Nazizm’e ve ırkçılığa karşı yazıları ve açıklamalarıyla ‘Almanya’nın vicdanı’ olarak selamlanan Habermas’ın açıklamaları karşısında şaşıranlar için, Habermas ve son temsilcisi olduğu Frankfurt Okuluna dair birkaç önemli şeyi hatırlatmak da bu yazının görevi olsun.

Frankfurt Okulu’nun Paltosundan Çıkan Sol Popülizm

Bu yazıda Frankfurt Okulu’nun tarihi, felsefesi prensipleri, bu ekole mensup filozofların eserleri irdelenmeyecektir. Nihayetinde Shakespeare’in dediği gibi, buraya Frankfurt Okulu’nu övmeye değil, gömmeye geldim!

Toplumsal Araştırmalar Enstitüsü ismiyle 1923 yılında faaliyete başlayan topluluk, 1930’larda Horkheimer, Adorno, Marcuse’ün çalışmalarıyla birlikte akademik dünyada, özellikle Batılı Marksist düşülürler arasında öne çıktı.

Sovyetlerdeki sosyalist deneyimin ‘başarısızlığı’, Almanya’da demokratik kurumların hızla çöküşü ve yükselen faşizmin nedenlerini gündemine alan Frankfurt Okulu, farklı disiplinlerle Marx’ın düşüncesini ilişkilendirerek, yeni bir Marksist yorum sunmayı amaçladı.

Frankfurt Okulu düşünürlerine göre, gerek Rusya’daki deneyim gerekse Almanya’da işçi sınıfının Marx’ın öngördüğü şekilde devrimi gerçekleştirmekten ziyade faşist partinin saflarında yer alması, Marx ve Marksizm’in temel prensiplerinin temelden sorgulanmasını kaçınılmaz kılmıştı.

Bir düşünce okulu olarak, rengi ve hatları belirgin ekolü temsil etmekten uzak, sistematik felsefe sunmayan, her düşünürün farklı alanlara yöneldiği Frankfurt Okulu’nun en belirgin özelliği, toplumsal araştırmaların öznesi olarak sınıf kavramından uzaklaşarak bireye yönelmeleridir.

Bireyin merkeze alınmasıyla başta psikoloji olmak üzere farklı disiplinlerle Marx’ın yeniden okunması amaçlanmıştı. Böylelikle Marx’ı Freud ile diyaloğa sokarak, Marx’ın ‘ihmal ettiği’ kültürel ve psikanaliz alanlar irdelenerek Marx’ın fikirleri revize edilmişti.
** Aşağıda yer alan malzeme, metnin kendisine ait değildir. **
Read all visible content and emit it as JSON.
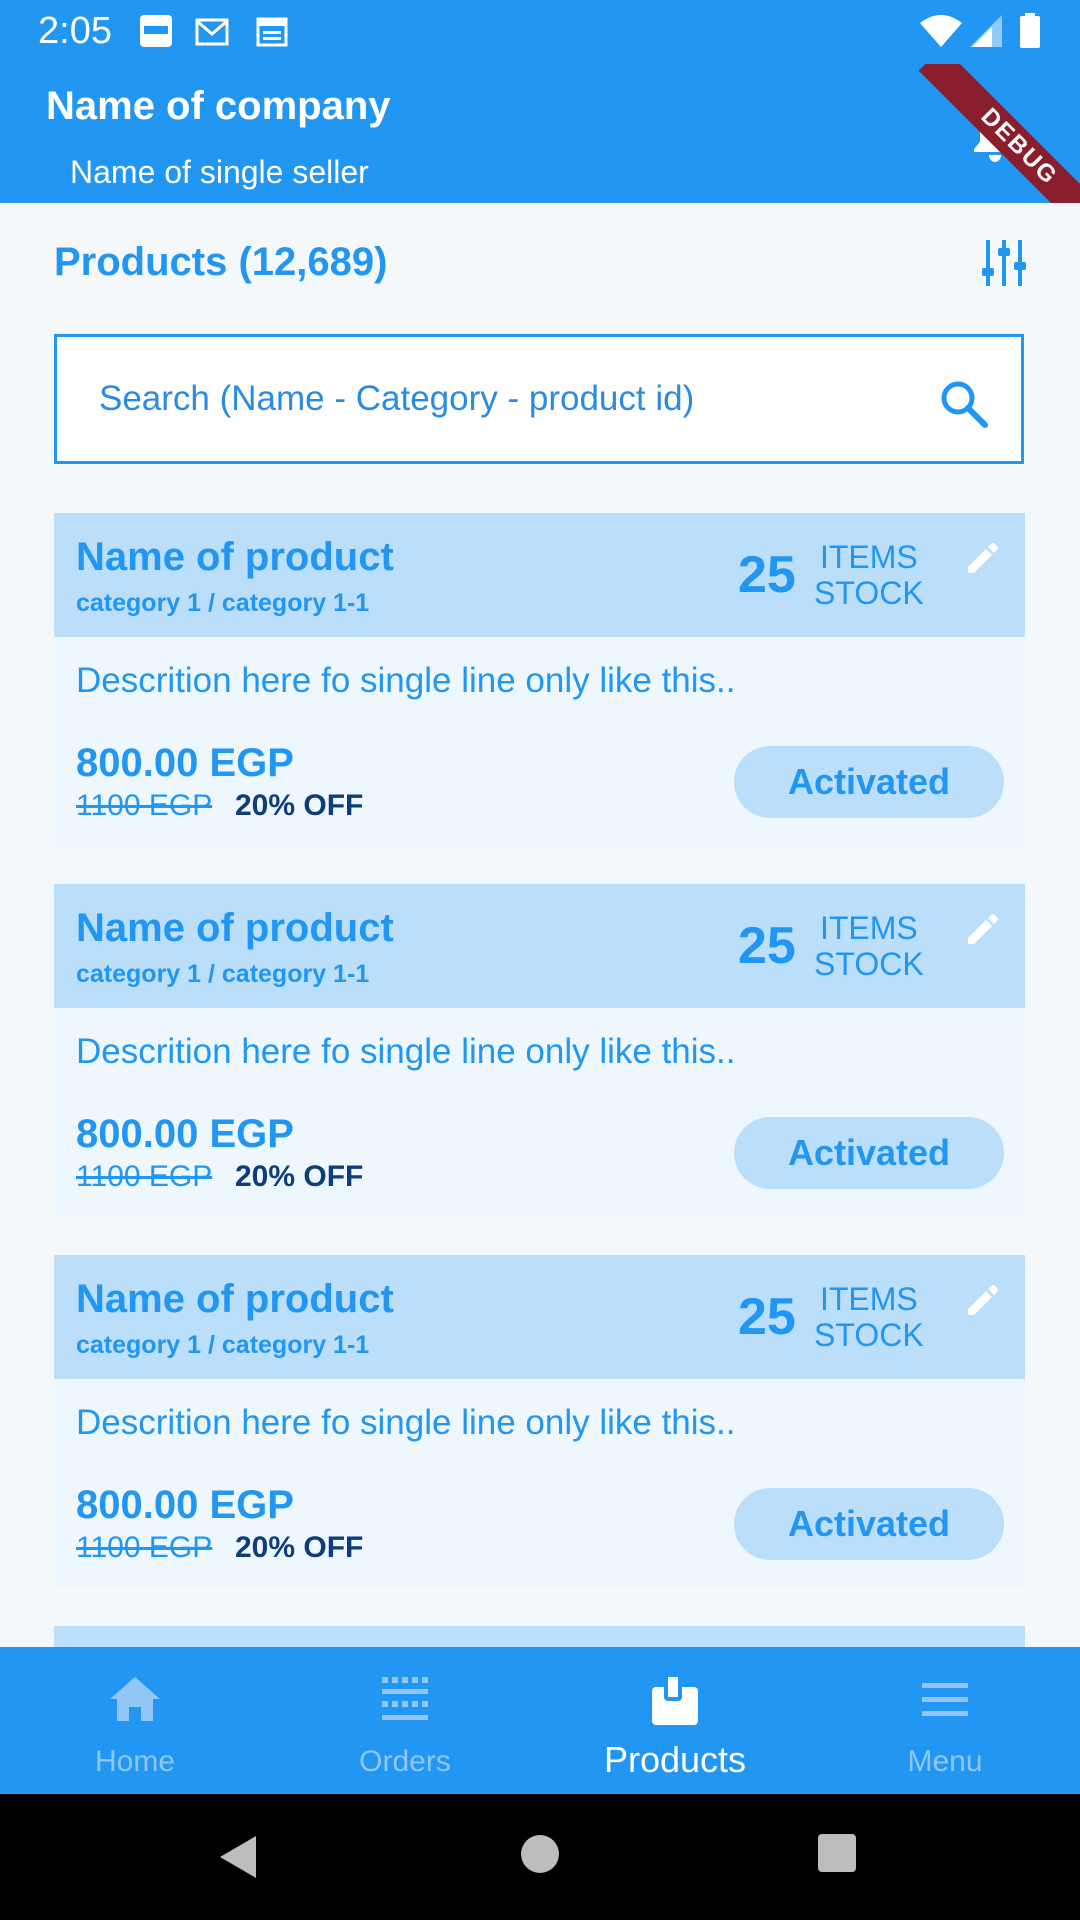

Bu revizyonist yaklaşımla, Marksizm’in temel dayanakları  reddedilerek, Yeni Sol’un (New Left) diğer ifadeyle liberal solun felsefi temelleri atılmıştır.
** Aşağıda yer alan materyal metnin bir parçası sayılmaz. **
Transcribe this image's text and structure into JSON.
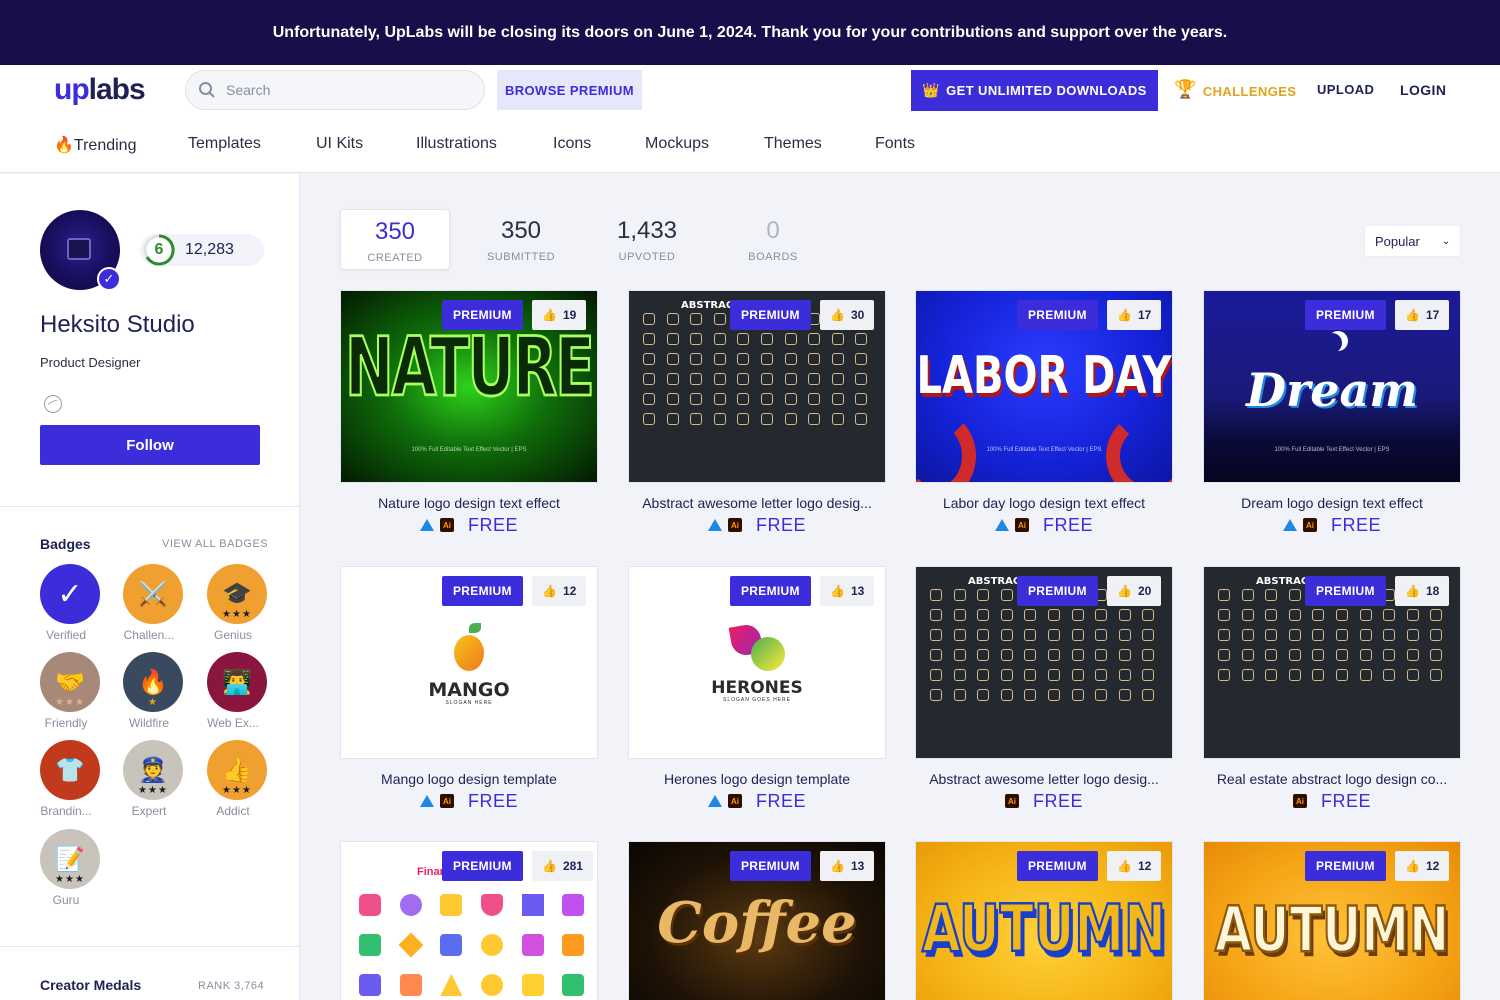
{
  "banner": {
    "text": "Unfortunately, UpLabs will be closing its doors on June 1, 2024. Thank you for your contributions and support over the years."
  },
  "header": {
    "logo_up": "up",
    "logo_labs": "labs",
    "search_placeholder": "Search",
    "browse_premium": "BROWSE PREMIUM",
    "unlimited": "GET UNLIMITED DOWNLOADS",
    "challenges": "CHALLENGES",
    "upload": "UPLOAD",
    "login": "LOGIN"
  },
  "categories": [
    "🔥Trending",
    "Templates",
    "UI Kits",
    "Illustrations",
    "Icons",
    "Mockups",
    "Themes",
    "Fonts"
  ],
  "profile": {
    "level": "6",
    "points": "12,283",
    "name": "Heksito Studio",
    "role": "Product Designer",
    "follow": "Follow"
  },
  "badges": {
    "title": "Badges",
    "view_all": "VIEW ALL BADGES",
    "items": [
      {
        "label": "Verified",
        "icon": "check-icon",
        "color": "#3b2dd9"
      },
      {
        "label": "Challen...",
        "icon": "swords-icon",
        "color": "#f0a030"
      },
      {
        "label": "Genius",
        "icon": "grad-cap-icon",
        "color": "#f0a030"
      },
      {
        "label": "Friendly",
        "icon": "handshake-icon",
        "color": "#a88878"
      },
      {
        "label": "Wildfire",
        "icon": "flame-icon",
        "color": "#3a4a5e"
      },
      {
        "label": "Web Ex...",
        "icon": "laptop-person-icon",
        "color": "#8a1640"
      },
      {
        "label": "Brandin...",
        "icon": "shirt-icon",
        "color": "#c23a1c"
      },
      {
        "label": "Expert",
        "icon": "officer-icon",
        "color": "#c8c4bc"
      },
      {
        "label": "Addict",
        "icon": "thumbs-up-icon",
        "color": "#f0a030"
      },
      {
        "label": "Guru",
        "icon": "notepad-icon",
        "color": "#c8c4bc"
      }
    ]
  },
  "medals": {
    "title": "Creator Medals",
    "rank": "RANK 3,764"
  },
  "stats": [
    {
      "num": "350",
      "label": "CREATED"
    },
    {
      "num": "350",
      "label": "SUBMITTED"
    },
    {
      "num": "1,433",
      "label": "UPVOTED"
    },
    {
      "num": "0",
      "label": "BOARDS"
    }
  ],
  "sort": {
    "value": "Popular"
  },
  "premium_label": "PREMIUM",
  "free_label": "FREE",
  "cards": [
    {
      "title": "Nature logo design text effect",
      "likes": "19",
      "art": "NATURE",
      "sub": "100% Full Editable Text Effect Vector | EPS"
    },
    {
      "title": "Abstract awesome letter logo desig...",
      "likes": "30",
      "art": "ABSTRACT"
    },
    {
      "title": "Labor day logo design text effect",
      "likes": "17",
      "art": "LABOR DAY",
      "sub": "100% Full Editable Text Effect Vector | EPS"
    },
    {
      "title": "Dream logo design text effect",
      "likes": "17",
      "art": "Dream",
      "sub": "100% Full Editable Text Effect Vector | EPS"
    },
    {
      "title": "Mango logo design template",
      "likes": "12",
      "art": "MANGO",
      "sub": "SLOGAN HERE"
    },
    {
      "title": "Herones logo design template",
      "likes": "13",
      "art": "HERONES",
      "sub": "SLOGAN GOES HERE"
    },
    {
      "title": "Abstract awesome letter logo desig...",
      "likes": "20",
      "art": "ABSTRACT"
    },
    {
      "title": "Real estate abstract logo design co...",
      "likes": "18",
      "art": "ABSTRACT"
    },
    {
      "title": "",
      "likes": "281",
      "art": "Finar"
    },
    {
      "title": "",
      "likes": "13",
      "art": "Coffee"
    },
    {
      "title": "",
      "likes": "12",
      "art": "AUTUMN"
    },
    {
      "title": "",
      "likes": "12",
      "art": "AUTUMN"
    }
  ]
}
Özellikle Herbert Marcuse, Amerika’daki 68 öğrenci hareketlerinde simgesel bir rol oynamış ve 1970’lerin başında ortaya çıkan Yeni Sol’un fikirsel çerçevesinin oluşmasında etkili olmuştu.

Habermas da 1971 yılında yayımladığı Teori ve Pratik eseriyle, Yeni Sol’un felsefi hatlarını sunarken, ‘radikal demokrasi’ kavramıyla Yeni Sol’un sınıf kavramından kopuşunu hazırlamıştı.
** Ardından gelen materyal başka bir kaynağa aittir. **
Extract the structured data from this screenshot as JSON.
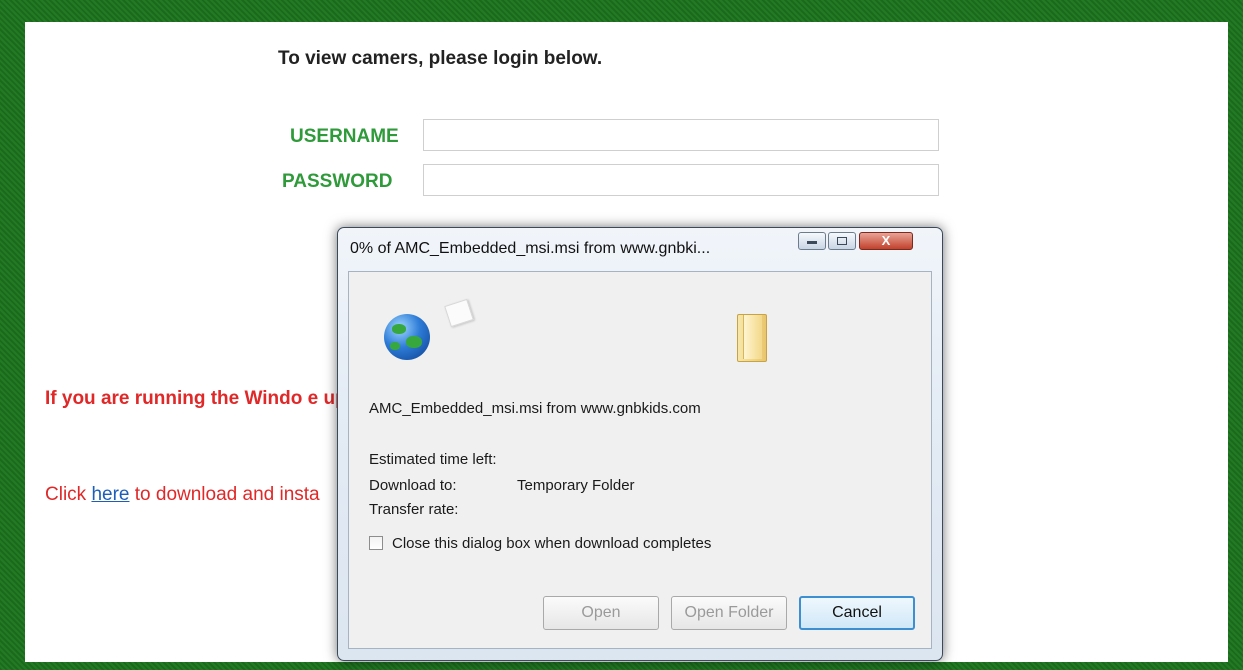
{
  "page": {
    "heading": "To view camers, please login below.",
    "username_label": "USERNAME",
    "password_label": "PASSWORD",
    "username_value": "",
    "password_value": "",
    "warning_text": "If you are running the Windo                                                                                                    e updated viewer software below in order to su",
    "click_prefix": "Click ",
    "click_link": "here",
    "click_suffix": " to download and insta"
  },
  "dialog": {
    "title": "0% of AMC_Embedded_msi.msi from www.gnbki...",
    "file_source": "AMC_Embedded_msi.msi from www.gnbkids.com",
    "estimated_label": "Estimated time left:",
    "download_to_label": "Download to:",
    "download_to_value": "Temporary Folder",
    "transfer_label": "Transfer rate:",
    "checkbox_label": "Close this dialog box when download completes",
    "buttons": {
      "open": "Open",
      "open_folder": "Open Folder",
      "cancel": "Cancel"
    },
    "close_glyph": "X",
    "icons": [
      "globe-icon",
      "document-icon",
      "folder-icon"
    ]
  },
  "colors": {
    "frame": "#1e6a1e",
    "label_green": "#2f9a3a",
    "warning_red": "#e02828",
    "link_blue": "#1d5fb8"
  }
}
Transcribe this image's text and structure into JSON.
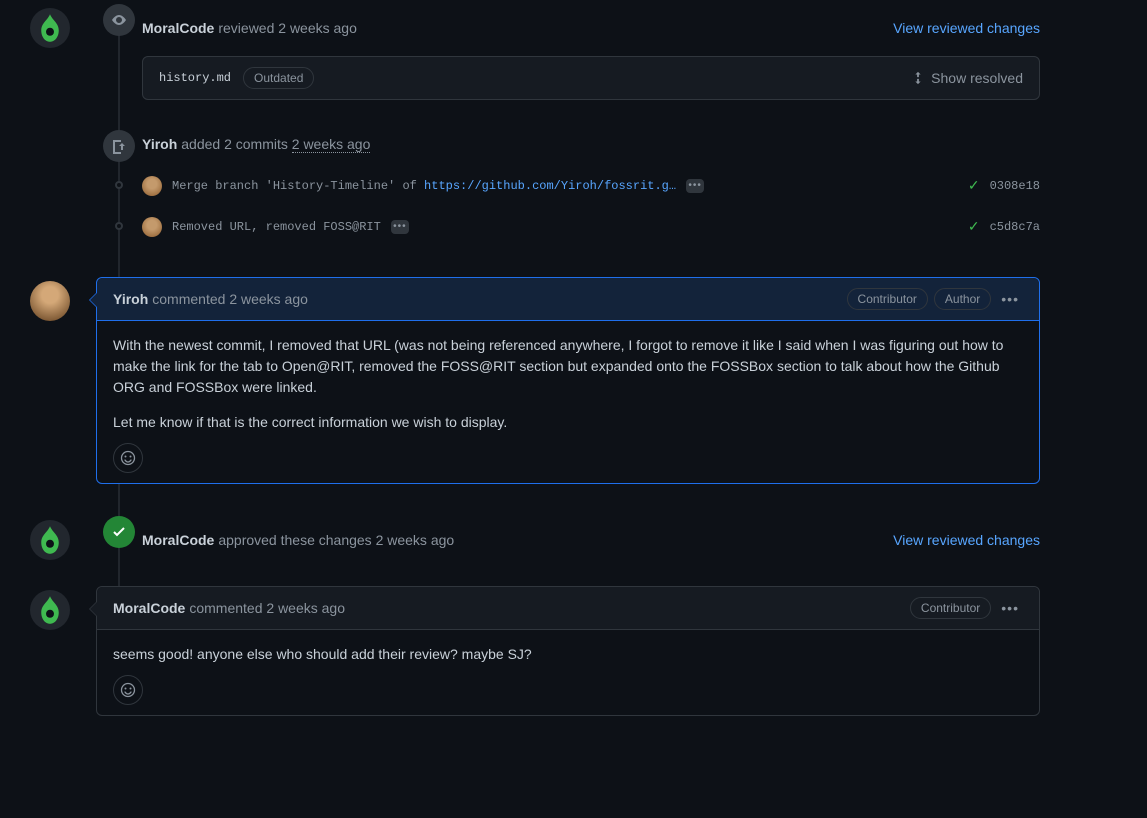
{
  "review1": {
    "user": "MoralCode",
    "action": "reviewed",
    "time": "2 weeks ago",
    "link": "View reviewed changes",
    "file": "history.md",
    "outdated": "Outdated",
    "show_resolved": "Show resolved"
  },
  "commits": {
    "user": "Yiroh",
    "action": "added 2 commits",
    "time": "2 weeks ago",
    "list": [
      {
        "msg_prefix": "Merge branch 'History-Timeline' of ",
        "msg_link": "https://github.com/Yiroh/fossrit.g…",
        "sha": "0308e18"
      },
      {
        "msg_prefix": "Removed URL, removed FOSS@RIT",
        "msg_link": "",
        "sha": "c5d8c7a"
      }
    ]
  },
  "comment1": {
    "user": "Yiroh",
    "action": "commented",
    "time": "2 weeks ago",
    "badges": [
      "Contributor",
      "Author"
    ],
    "p1": "With the newest commit, I removed that URL (was not being referenced anywhere, I forgot to remove it like I said when I was figuring out how to make the link for the tab to Open@RIT, removed the FOSS@RIT section but expanded onto the FOSSBox section to talk about how the Github ORG and FOSSBox were linked.",
    "p2": "Let me know if that is the correct information we wish to display."
  },
  "approve": {
    "user": "MoralCode",
    "action": "approved these changes",
    "time": "2 weeks ago",
    "link": "View reviewed changes"
  },
  "comment2": {
    "user": "MoralCode",
    "action": "commented",
    "time": "2 weeks ago",
    "badges": [
      "Contributor"
    ],
    "p1": "seems good! anyone else who should add their review? maybe SJ?"
  },
  "icons": {
    "ellipsis": "•••",
    "kebab": "•••",
    "smile": "☺",
    "check": "✓"
  }
}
Bugün sol popülizmin en önemli düşünürlerinden Chantal Mouffe, radikal demokrasi kavramından hareketle, 1980’lerden itibaren geleneksel Marksizm’e karşı eserler yazmış, Avrupa’daki sol partilerin sınıftan ziyade halk gruplarına yönelerek farklı grupların kimlikleri merkeze almasını salık vermiştir.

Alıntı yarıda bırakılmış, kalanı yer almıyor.